I even had a shop in northern Utah claim that they had a chain for me, only to get all the way there and find out that they had a chain a few links too short. Instead of taking their advice of just adding a couple links of my old chain to the new one, which would have been terrible, I just had them take a few links out to give me some more adjustment. It was stretched, but still had some life left in it.
It always seemed like a smaller chain than it should have been, but I attributed it to my lack of knowledge on the subject. However when I finally found myself in Moab, UT with a chain that was skipping teeth and bright red I decided my life and motorcycle was worth getting a new one. Somehow a tiny and awesome shop in Moab had my chain – a rare find considering no one within 100 miles of northern Utah had one.

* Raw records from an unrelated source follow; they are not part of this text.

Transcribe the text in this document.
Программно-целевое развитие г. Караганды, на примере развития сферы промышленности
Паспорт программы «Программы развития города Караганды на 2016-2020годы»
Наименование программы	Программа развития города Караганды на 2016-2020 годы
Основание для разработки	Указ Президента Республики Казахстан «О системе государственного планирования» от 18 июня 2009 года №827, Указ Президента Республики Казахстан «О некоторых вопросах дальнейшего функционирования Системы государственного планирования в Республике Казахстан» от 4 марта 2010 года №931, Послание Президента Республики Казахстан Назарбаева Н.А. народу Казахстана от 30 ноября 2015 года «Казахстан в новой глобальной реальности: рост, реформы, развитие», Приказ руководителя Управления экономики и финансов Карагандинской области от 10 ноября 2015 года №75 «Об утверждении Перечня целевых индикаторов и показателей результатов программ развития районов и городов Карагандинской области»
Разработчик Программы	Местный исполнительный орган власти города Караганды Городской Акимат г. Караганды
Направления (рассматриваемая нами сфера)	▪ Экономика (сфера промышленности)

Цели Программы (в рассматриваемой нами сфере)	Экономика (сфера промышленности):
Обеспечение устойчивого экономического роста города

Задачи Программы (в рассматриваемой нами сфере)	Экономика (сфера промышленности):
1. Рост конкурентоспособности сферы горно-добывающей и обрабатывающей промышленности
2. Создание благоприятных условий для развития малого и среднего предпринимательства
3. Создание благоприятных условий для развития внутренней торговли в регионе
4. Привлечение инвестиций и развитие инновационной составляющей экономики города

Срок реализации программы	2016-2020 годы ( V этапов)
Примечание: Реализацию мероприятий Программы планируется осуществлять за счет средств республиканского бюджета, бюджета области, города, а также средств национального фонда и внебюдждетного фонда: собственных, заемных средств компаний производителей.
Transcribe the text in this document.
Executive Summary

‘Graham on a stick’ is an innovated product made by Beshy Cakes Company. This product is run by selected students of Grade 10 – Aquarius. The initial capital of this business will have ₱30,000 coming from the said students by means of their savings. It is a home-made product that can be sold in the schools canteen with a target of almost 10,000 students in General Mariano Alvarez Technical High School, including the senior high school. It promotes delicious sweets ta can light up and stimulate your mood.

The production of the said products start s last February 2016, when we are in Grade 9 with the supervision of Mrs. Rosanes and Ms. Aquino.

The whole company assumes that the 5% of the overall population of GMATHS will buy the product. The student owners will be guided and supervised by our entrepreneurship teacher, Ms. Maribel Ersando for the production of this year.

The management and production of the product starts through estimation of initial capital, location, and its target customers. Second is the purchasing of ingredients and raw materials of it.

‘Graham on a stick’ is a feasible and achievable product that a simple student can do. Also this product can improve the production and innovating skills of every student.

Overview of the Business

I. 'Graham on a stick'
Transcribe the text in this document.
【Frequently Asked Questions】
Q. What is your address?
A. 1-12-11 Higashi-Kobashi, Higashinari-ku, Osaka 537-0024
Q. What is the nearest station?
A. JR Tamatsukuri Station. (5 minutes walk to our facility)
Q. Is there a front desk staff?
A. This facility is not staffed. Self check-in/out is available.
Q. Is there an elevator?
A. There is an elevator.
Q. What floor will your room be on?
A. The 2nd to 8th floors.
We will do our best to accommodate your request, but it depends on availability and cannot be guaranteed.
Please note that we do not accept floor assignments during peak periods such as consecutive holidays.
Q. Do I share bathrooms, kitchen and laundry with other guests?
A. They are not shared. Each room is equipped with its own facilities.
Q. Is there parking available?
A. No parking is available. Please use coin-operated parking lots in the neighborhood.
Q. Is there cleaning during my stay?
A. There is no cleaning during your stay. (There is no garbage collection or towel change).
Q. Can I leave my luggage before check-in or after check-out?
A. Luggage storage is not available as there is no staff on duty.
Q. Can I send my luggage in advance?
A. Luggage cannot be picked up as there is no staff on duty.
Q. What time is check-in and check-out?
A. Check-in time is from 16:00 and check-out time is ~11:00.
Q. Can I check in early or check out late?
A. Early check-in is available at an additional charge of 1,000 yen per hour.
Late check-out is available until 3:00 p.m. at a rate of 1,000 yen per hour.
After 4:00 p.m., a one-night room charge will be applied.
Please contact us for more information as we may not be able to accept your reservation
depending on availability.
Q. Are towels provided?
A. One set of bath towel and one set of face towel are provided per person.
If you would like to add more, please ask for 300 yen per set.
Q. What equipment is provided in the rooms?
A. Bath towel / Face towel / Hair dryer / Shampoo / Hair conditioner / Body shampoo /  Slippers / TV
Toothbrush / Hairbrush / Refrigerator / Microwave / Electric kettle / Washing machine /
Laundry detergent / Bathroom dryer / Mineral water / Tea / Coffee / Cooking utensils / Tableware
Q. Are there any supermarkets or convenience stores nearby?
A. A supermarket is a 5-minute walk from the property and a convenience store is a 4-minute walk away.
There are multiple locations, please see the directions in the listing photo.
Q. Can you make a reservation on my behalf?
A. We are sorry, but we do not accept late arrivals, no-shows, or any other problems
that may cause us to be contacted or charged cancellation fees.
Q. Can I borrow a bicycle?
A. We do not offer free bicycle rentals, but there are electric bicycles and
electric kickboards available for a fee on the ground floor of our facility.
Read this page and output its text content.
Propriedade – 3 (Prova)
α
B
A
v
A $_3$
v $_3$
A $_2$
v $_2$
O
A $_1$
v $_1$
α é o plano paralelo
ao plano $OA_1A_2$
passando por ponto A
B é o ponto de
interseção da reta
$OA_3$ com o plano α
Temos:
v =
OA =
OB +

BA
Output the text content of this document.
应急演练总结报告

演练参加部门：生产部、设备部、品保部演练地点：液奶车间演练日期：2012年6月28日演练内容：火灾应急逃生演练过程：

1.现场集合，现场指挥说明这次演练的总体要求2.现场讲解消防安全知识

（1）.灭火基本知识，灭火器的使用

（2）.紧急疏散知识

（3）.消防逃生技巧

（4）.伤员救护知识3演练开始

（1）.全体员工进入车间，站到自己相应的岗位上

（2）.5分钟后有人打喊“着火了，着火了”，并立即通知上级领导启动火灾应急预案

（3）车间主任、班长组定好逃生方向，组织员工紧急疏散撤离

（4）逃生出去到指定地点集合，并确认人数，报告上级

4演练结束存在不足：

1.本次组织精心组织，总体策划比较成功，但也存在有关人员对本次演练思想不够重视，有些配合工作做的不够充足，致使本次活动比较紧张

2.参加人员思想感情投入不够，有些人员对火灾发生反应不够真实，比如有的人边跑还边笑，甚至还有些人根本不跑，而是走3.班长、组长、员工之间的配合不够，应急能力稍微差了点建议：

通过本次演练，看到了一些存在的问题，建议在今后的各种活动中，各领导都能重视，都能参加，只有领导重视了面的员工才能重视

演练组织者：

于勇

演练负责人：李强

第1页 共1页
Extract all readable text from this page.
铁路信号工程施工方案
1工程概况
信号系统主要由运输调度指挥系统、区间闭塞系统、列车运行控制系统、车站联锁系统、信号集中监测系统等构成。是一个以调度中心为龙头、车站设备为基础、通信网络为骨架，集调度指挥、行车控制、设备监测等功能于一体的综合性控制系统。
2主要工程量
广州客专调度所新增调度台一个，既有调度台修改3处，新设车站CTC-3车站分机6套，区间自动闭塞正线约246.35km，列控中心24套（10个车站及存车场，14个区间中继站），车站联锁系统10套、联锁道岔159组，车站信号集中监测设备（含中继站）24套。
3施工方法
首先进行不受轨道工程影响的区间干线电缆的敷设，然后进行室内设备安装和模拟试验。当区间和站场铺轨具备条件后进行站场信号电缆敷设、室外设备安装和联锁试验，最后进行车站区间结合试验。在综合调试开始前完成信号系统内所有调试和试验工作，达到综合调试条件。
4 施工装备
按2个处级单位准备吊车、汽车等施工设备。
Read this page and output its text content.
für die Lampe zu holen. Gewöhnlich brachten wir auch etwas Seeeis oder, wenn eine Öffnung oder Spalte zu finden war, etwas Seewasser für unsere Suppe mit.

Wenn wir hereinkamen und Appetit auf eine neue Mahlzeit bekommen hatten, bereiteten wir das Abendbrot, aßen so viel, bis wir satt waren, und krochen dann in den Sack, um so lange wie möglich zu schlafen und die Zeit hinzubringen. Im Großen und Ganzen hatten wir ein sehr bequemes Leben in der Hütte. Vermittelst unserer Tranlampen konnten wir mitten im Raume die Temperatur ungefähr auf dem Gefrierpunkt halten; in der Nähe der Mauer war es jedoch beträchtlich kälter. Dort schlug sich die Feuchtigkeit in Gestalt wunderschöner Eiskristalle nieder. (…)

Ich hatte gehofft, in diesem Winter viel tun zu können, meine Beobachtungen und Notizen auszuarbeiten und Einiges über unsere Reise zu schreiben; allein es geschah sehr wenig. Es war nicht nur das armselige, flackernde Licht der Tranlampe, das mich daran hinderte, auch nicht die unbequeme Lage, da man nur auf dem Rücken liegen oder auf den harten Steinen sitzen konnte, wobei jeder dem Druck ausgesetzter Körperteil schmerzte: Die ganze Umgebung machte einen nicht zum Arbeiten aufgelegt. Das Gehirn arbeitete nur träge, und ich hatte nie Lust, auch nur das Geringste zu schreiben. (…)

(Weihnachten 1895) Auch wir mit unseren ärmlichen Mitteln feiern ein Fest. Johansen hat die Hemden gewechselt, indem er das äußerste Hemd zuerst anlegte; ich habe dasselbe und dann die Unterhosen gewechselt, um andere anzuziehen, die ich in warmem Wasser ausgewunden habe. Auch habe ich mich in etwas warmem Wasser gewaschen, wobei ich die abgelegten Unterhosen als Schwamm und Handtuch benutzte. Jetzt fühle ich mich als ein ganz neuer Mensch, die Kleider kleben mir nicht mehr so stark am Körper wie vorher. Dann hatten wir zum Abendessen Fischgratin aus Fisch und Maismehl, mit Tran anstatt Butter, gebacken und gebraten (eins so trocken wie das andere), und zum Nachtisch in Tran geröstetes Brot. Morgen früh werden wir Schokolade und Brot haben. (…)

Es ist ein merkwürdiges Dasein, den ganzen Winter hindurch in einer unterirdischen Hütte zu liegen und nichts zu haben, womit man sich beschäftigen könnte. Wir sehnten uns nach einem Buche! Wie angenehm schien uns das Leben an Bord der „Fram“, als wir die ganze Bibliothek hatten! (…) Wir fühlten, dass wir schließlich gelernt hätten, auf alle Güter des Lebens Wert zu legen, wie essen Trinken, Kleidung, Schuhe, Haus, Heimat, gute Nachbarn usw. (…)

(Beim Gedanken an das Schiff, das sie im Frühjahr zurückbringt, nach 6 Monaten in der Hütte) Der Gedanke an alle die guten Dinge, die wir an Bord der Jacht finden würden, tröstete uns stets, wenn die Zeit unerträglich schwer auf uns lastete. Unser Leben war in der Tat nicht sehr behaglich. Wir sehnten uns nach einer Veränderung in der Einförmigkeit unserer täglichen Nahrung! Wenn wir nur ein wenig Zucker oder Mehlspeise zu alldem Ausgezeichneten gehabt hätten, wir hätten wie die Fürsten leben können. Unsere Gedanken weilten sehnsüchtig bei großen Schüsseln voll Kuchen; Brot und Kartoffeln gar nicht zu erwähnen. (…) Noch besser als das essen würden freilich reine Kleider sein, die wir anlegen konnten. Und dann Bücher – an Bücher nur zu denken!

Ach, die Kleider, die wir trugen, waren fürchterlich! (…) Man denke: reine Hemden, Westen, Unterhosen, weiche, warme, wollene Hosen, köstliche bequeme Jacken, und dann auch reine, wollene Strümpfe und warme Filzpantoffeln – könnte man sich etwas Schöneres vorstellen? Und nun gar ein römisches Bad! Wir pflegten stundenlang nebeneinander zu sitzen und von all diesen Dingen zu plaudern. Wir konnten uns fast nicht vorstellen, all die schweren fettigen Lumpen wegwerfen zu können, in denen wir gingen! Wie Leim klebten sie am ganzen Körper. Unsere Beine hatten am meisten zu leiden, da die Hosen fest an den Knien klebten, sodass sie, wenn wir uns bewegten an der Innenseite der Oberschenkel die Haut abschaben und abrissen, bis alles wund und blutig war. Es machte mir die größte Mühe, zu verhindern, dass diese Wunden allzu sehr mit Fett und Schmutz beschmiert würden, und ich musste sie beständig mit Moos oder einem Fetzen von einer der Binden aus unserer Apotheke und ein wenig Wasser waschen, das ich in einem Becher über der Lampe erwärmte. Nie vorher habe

And when I had him put the new chain on for me, we all discovered why this one had been such a pain in the ass. It turns out that it wasn’t an O-ring chain – meaning that it would need constant lubrication in order to work properly. It’s so senseless to have my chain that I didn’t even consider it wasn’t a normal O-ring chain. No wonder it was so small. No wonder it needed constant lubrication. No wonder it was red hot. And no wonder it failed so quickly with so many constant miles.
Good thing the first shop didn’t add a couple of my old links to a new chain. Not even they noticed that it wasn’t an O-ring chain.
Anyway, now I should be all set. My sprockets seem to have at least 5,000 more miles on them so I should be able to get home.
I need a shaft-driven bike.
1 response so far ↓
1 Chris Maness // Sep 21, 2009 at 8:24 pm
A good o-ring chain is low maintenance. Shafties suck, they turn about 10% of your engines power in to heat. I did 3500 mile trip on my FZ6 just gave her a squirt every 300Mi. It hasn’t needed an adjustment since the break in at 500mi. I now have 9k mi on the bike with only one chain adjustment.